Sitting in the main square cafe at Chautauqua with coffee, laptop, iPad, and the book that I promised myself that I would read for an hour today. Julia was off at 8:45 to Girls’ Club with a very capable Lizzy as her aide. Lisa off before that to teach her class. I tidied up our room, washed dishes, made our bed, and headed out. It is a cloudless blue skyed cool day with low humidity. Quiet, with the rumblings of talk about the NY Times, last night’s concert and what someone was wearing. And laughter. An older man gets his wife coffee and a muffin while she thumbs through her Chautauqua Daily news and strains of a choir rehearsing waft in the air. Echoes of a sermon enthusiastically delivered in the amphitheater down the street. To be here for a week is pretty much heaven. To stay for the summer might be more wonderful than a simple soul could handle. The topic is cheating this week and the two speakers I heard yesterday asked hard questions. After a summer spent figuring out next week’s spelling words, keeping toys and the house orderly, and taxiing Julia to therapist appointment, a bit of brain exercise is most welcomed. And of course, Lisa, to talk out the kinks in my heart and hers.
Julia and I had a glorious weekend with the group we call China Sisters -- the group of families who traveled to Nanchung to get our girls. This was our 5th reunion -- the little girls are 6 or so and Julia is 11. Angela who organized this year toasted at Saturday’s dinner, saying how thankful she was for our group, for our willingness to be together, for what we share. I wanted to, but did not, offer a toast of thanks for the love and support these people have offered me over the past two years. There has been no demand on my energy to help get our reunions together since David died. And there is never a time when we are together that I am not offered a hand with whatever is in my hands or Julia. Never a time where I am short of hugs and kindness. And when these people tell me how far Julia has come and comment on this behavior or that, I know that they know. And I know that they share in her growing.
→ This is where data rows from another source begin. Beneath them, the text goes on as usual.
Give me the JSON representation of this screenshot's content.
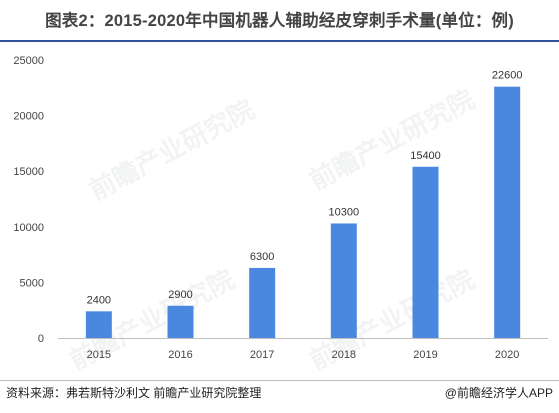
{
  "chart_data": {
    "type": "bar",
    "title": "图表2：2015-2020年中国机器人辅助经皮穿刺手术量(单位：例)",
    "categories": [
      "2015",
      "2016",
      "2017",
      "2018",
      "2019",
      "2020"
    ],
    "values": [
      2400,
      2900,
      6300,
      10300,
      15400,
      22600
    ],
    "data_labels": [
      "2400",
      "2900",
      "6300",
      "10300",
      "15400",
      "22600"
    ],
    "yticks": [
      0,
      5000,
      10000,
      15000,
      20000,
      25000
    ],
    "ylim": [
      0,
      25000
    ],
    "xlabel": "",
    "ylabel": "",
    "grid": false,
    "bar_color": "#4a88e0"
  },
  "footer": {
    "source": "资料来源：弗若斯特沙利文 前瞻产业研究院整理",
    "brand": "@前瞻经济学人APP"
  },
  "watermark": {
    "text": "前瞻产业研究院"
  }
}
What a blessing from where blessings come from to be given such companions.
So many times I worry about not having what I need -- and to the extent that I need my partner, David, I know I cannot have him. I can spiral down with that thought at times, but I can be rescued just remembering what is it that I have been given. I can still summon up the feeling of amazement and wonder that I felt after David died. That had everything that followed close on death’s heals had not been connected with losing David, that the time would have been so exciting. I am still living in that wonder. People, places, opportunities -- I have needed and what I needed has appeared. Again, being so thankful for the blessing.